Fr. Diessbach, a former Jesuit (the Society of Jesus having been suppressed by Pope Clement XIV in 1773) also introduced Lanteri to the spiritual patrimony of St. Ignatius of Loyola, particularly his Spiritual Exercises. In this series of guided meditations through which one becomes more attentive to the movements of the heart (discernment) and the accompanying rules for adapting them to individuals' particular spiritual needs, Lanteri recognized a powerful instrument for pastoral ministry, especially for conversion. He applied them continuously in his own life and prayer, recommended them to others, and established groups of people whom he trained to do the same. These groups eventually yielded to the formation of the Convitto Ecclesiastico (Priestly Residence) and the Oblates of the Virgin Mary, whom he charged to continue this work.
Lanteri worked to turn the tide of Jansenism, which had become popular in Europe in the preceding centuries and retained many adherents in his time, though formally condemned by the Catholic Church. He himself held certain Jansenistic tenets at age 20, but through the influence of Jesuit Fr. Diessbach he encountered the moral theology of then-Blessed Alphonsus Liguori and definitively rejected Jansenism.

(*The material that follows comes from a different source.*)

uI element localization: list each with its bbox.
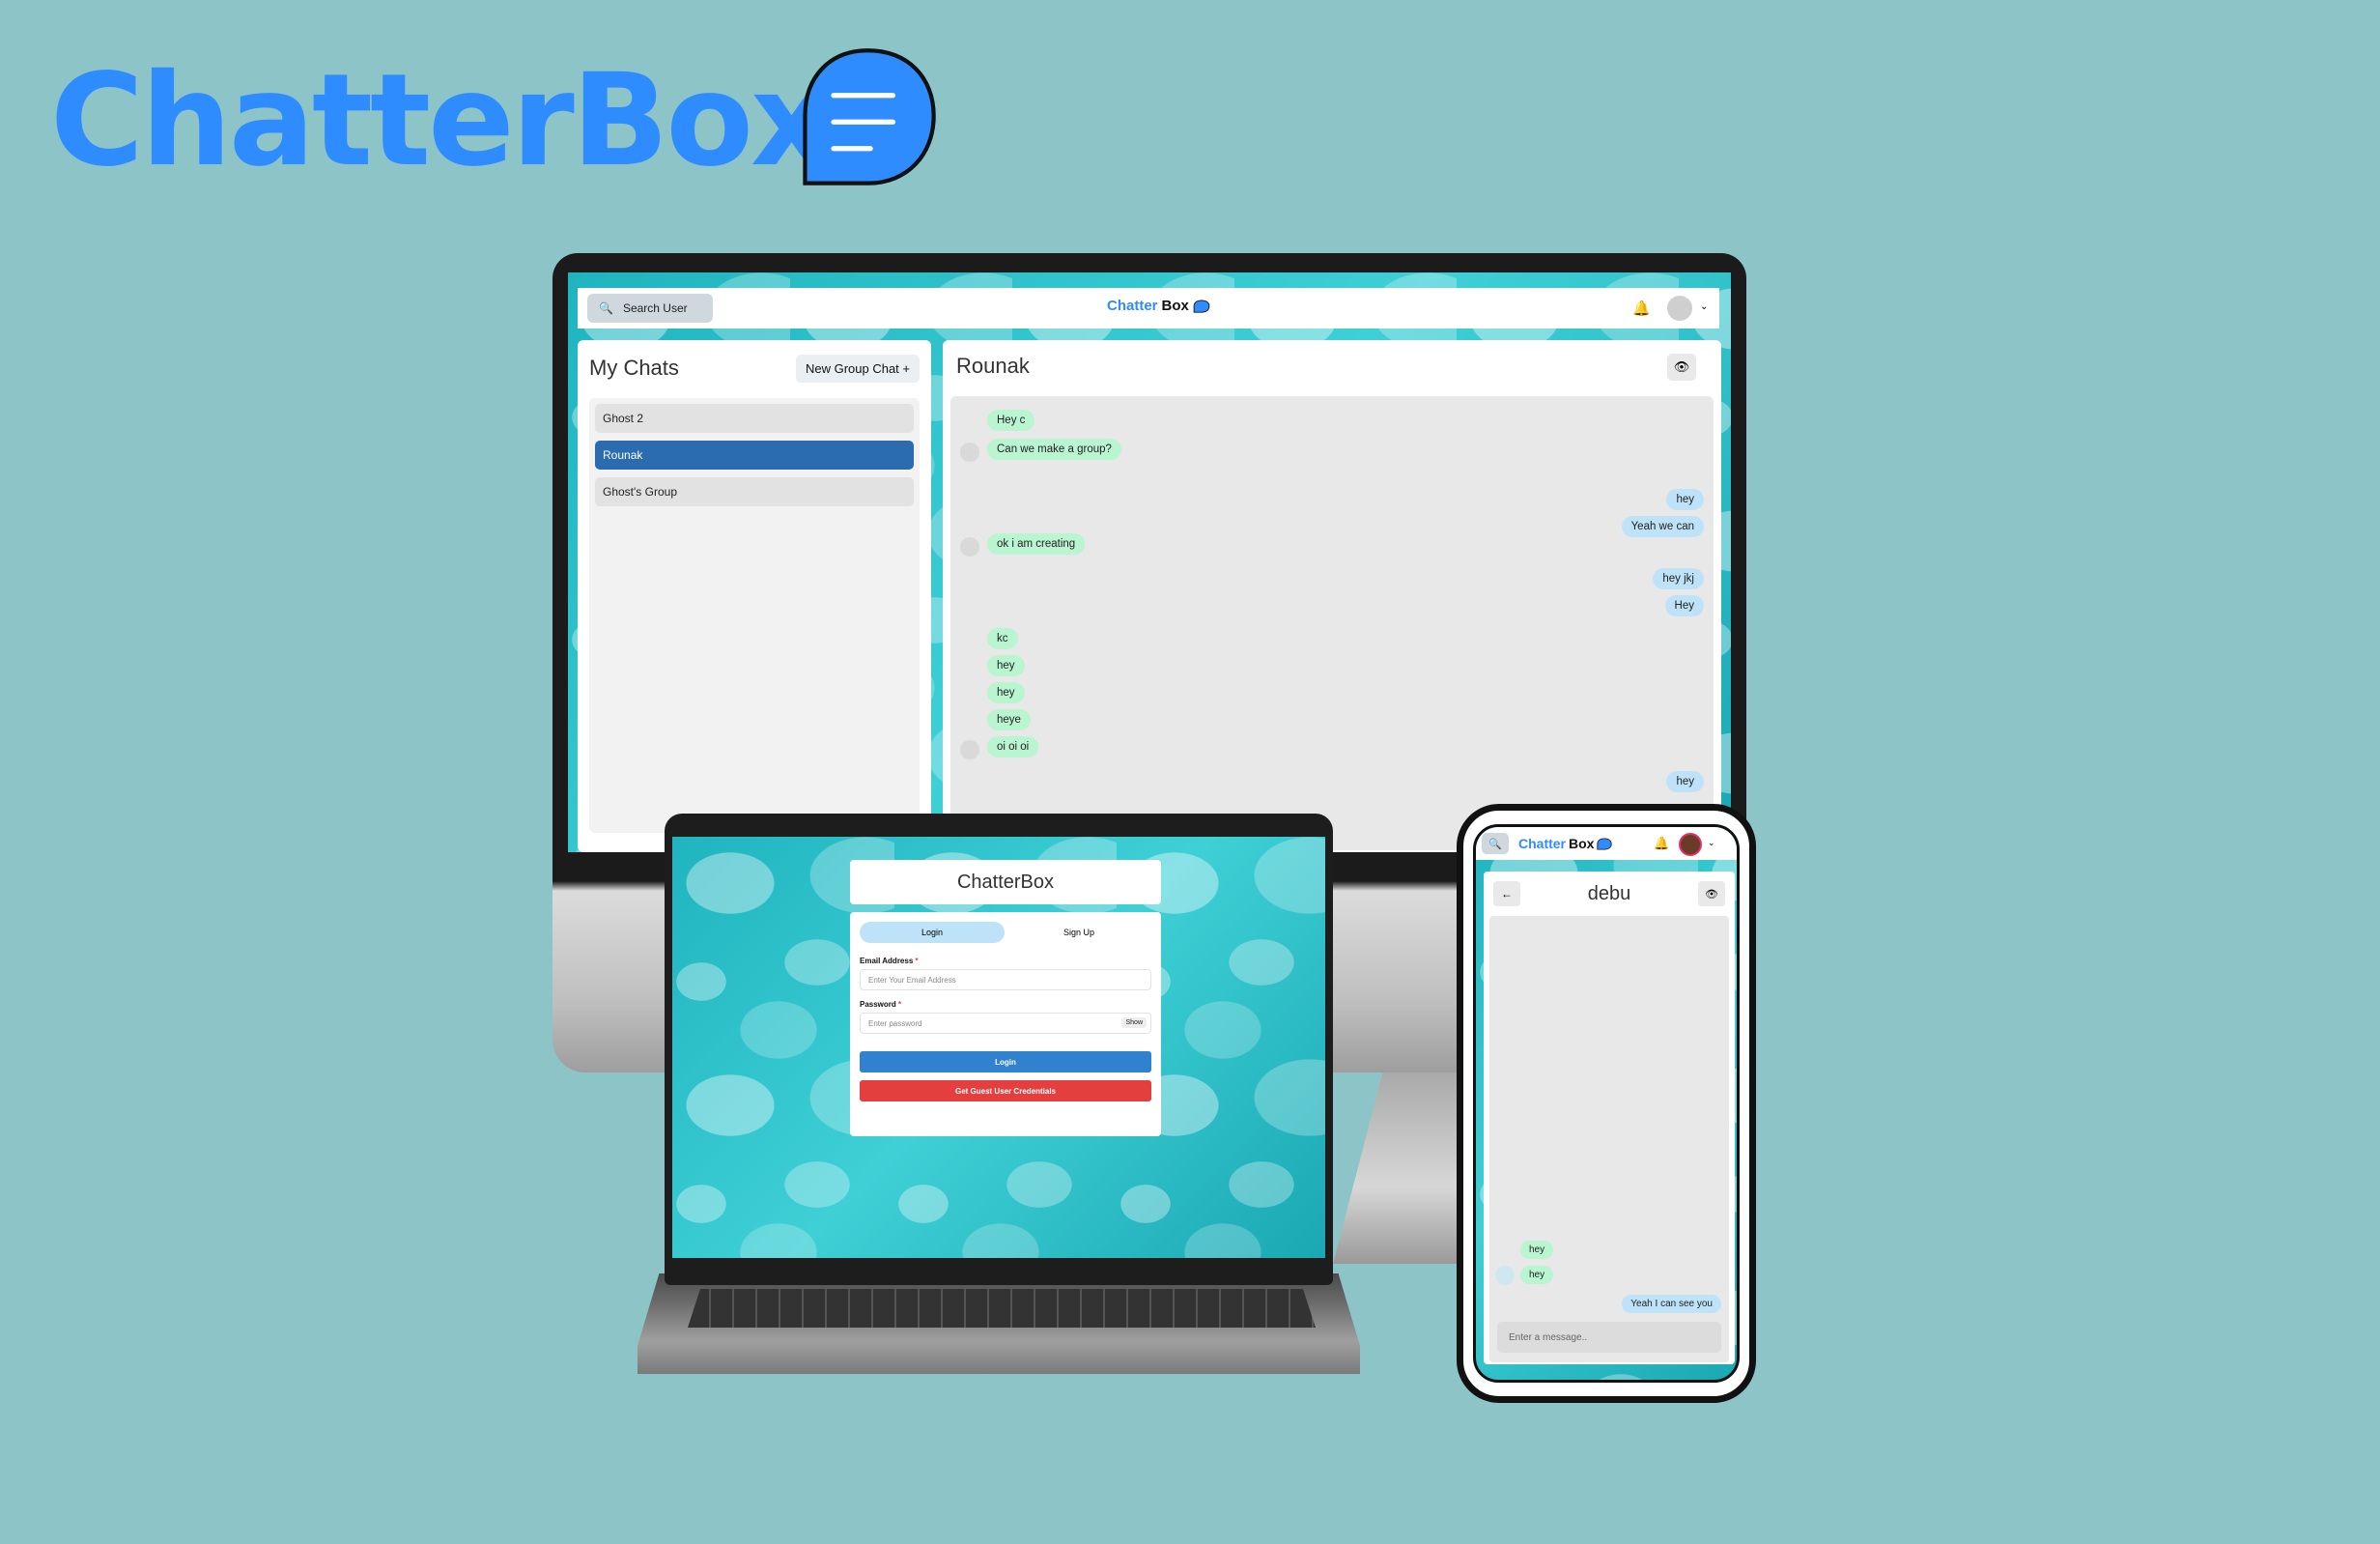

Lanteri subsequently promoted Liguorian moral theology, which is based on mercy and hope in contrast with a condemning and rigoristic Jansenism, both personally as he counseled people and young priests and institutionally through various publications. Of particular note is his 1823 book, published anonymously in French, entitled Réflexions sur la sainteté et la doctrine du Bienheureux Liguori (Reflections on the Holiness and Teaching of Blessed Liguori). It was soon translated into Italian and then Spanish. In this prose work, Lanteri describes the character of Liguori and his doctrinal teaching, particularly his moral theology. The book includes an exhaustive catalogue of Liguori's written works, which was a substantial aid to the Vatican committee reviewing Alphonsus' life and works.
Scholars such as Guerber have shown that Lanteri, together with Diessbach and their associates in Northern Italy and France, was in large part responsible for the widespread familiarity among clergy with the moral theology of Alphonsus Liguori and its usefulness to both combat Jansenism and accomplish their evangelical mission. One persistent point of Lanteri's teaching was to always follow the magisterium of the Church; the writings of Alphonsus Liguori had been officially declared "free of anything worthy of censure", and Lanteri always used this fact in support of his own promotion of Liguori's teaching.